David Rooney, The Hollywood Reporter
"Like the recent By Sidney Lumet, which premiered this year in Cannes, the strength of De Palma is that its sole point of view belongs to the subject. It also helps that he's very good company. It's clear at times that he's in conversation with fellow filmmakers, acknowledging that they will have had similar experiences, but Baumbach and Paltrow remain unseen and unheard. De Palma ventures at one point that their movies start with character and work outwards while his do the opposite, but he seems to regard his work as no less personal.
"De Palma is candid about his failures, honest about his disappointments, and doesn't bother with false modesty where his great pictures are concerned. Speaking of the various remakes and subsequent adaptations of Carrie, the film that put him on the commercial map, he chuckles over the amusement of watching other people make mistakes that he avoided. He's sanguine about movies that were attacked upon their original release and then embraced years later, by which time the initial criticism — usually pertaining to his penchant for baroque violence, especially when perpetrated against women — has been forgotten or become irrelevant...
"While the overarching view of De Palma's body of work offered here could be more cohesive, the wealth of detail is compelling stuff. 'Being a director is being a watcher,' he says at one point, and he comes across as attentive to every aspect of the filmmaking process. That explains how something as seemingly routine as sound recording becomes a central plot point in Blow Out. (For those of us who adored that 1981 release from the start, it still hurts to hear of the studio's appalled reaction to it, in particular the fabulously operatic ending with its cynical sting.)
"His love of drawing attention to the director's tricks, and weaving that film craft into the very fabric of the plot is something De Palma acknowledges came directly from Hitchcock, citing Vertigo as a formative influence. (Hitchcock clips are sprinkled throughout.) Without self-aggrandizement, he even lays sole claim to keeping the Hitchcock legacy alive through artistic renewal...
"Hearing De Palma's version of conflicts with screenwriter Robert Towne on Mission: Impossible, and the crafty way he got Tom Cruise on board with his concept for the exhilarating train-top ending makes the director seem the smartest guy in the room. But he's wistful about how rarely in any career all the elements fall into place as they did on that hit and just a small handful of others. He's forthright about the mistakes he made on one of his most clamorous flops, The Bonfire of the Vanities, and seems downright saddened when admitting he was out of his depth on the big-budget, effects-driven Mission to Mars, which killed his appetite to work in Hollywood.
"As someone who has choreographed too many brilliant and memorably complex action sequences to mention — think the Odessa Steps homage from The Untouchables, for example, or the prom scene in Carrie — De Palma has earned the right to sniff at the clichés of so many previsualized Hollywood action scenes today.
"The personal insights are fairly basic in terms of his upbringing and perhaps a shade guarded concerning his marriages and relationships.
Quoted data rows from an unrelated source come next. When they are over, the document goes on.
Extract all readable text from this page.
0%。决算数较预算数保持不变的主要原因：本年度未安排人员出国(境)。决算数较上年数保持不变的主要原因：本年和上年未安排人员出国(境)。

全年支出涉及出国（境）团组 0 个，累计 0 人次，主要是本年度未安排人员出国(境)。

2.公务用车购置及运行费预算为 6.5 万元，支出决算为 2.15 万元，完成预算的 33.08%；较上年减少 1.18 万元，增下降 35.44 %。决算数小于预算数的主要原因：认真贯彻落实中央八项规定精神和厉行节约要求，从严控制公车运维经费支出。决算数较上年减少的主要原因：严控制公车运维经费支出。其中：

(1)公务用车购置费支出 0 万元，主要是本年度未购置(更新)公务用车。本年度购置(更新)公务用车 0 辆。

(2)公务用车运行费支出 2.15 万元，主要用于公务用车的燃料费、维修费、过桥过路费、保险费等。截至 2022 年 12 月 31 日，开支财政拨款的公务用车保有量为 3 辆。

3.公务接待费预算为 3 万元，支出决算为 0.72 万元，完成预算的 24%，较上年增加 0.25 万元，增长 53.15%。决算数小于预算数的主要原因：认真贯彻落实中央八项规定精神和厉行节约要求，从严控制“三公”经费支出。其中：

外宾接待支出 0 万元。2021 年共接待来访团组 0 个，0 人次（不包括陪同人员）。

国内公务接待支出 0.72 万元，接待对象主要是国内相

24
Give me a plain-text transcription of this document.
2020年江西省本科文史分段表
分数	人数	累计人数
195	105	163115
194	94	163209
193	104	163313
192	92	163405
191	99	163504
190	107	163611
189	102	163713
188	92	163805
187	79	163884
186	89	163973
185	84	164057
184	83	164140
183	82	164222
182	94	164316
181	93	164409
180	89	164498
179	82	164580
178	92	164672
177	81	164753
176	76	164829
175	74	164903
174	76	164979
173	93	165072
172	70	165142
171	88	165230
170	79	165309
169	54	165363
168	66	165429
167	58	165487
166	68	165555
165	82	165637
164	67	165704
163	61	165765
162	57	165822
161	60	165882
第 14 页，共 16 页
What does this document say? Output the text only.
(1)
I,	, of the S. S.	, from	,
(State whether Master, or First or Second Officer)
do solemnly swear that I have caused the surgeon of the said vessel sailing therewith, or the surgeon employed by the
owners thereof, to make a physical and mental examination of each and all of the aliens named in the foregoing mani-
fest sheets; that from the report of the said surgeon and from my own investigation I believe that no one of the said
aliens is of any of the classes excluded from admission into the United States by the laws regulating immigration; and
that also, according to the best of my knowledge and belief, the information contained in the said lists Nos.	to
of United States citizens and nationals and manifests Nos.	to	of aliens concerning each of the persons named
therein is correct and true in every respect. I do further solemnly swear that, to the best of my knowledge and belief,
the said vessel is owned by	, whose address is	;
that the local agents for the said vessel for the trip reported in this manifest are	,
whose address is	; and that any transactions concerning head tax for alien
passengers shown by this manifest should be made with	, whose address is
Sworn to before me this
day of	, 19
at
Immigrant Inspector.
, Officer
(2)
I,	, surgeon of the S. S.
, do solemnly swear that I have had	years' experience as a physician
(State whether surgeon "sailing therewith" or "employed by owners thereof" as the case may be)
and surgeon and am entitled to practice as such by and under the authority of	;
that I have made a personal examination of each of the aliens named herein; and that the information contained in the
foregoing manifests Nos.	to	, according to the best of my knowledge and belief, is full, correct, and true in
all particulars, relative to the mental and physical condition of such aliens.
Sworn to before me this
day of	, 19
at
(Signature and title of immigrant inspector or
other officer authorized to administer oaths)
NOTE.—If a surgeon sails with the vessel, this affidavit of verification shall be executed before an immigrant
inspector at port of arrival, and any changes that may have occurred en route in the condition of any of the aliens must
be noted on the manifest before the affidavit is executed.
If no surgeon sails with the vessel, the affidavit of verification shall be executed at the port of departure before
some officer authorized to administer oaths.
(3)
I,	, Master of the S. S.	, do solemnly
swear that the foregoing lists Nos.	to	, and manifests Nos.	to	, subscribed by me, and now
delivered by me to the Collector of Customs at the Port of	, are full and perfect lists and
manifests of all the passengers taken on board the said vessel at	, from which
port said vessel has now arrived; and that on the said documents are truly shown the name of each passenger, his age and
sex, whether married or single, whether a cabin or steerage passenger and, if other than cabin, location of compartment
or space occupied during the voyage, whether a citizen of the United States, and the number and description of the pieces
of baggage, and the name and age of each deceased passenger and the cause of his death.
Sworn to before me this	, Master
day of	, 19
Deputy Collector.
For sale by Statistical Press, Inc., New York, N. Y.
But this is unapologetically a professional reflection and not a memoir. While De Palma doesn't appear to go in for much talk of thematic threads in his work, he does come close to geeking out when discussing some of his signature devices, like slow-motion, split screen, long takes, complicated tracking shots and that dizzying 360-degree pan around the editing room in Blow Out. That's the stuff that will make this exhaustive survey catnip to the De Palma faithful."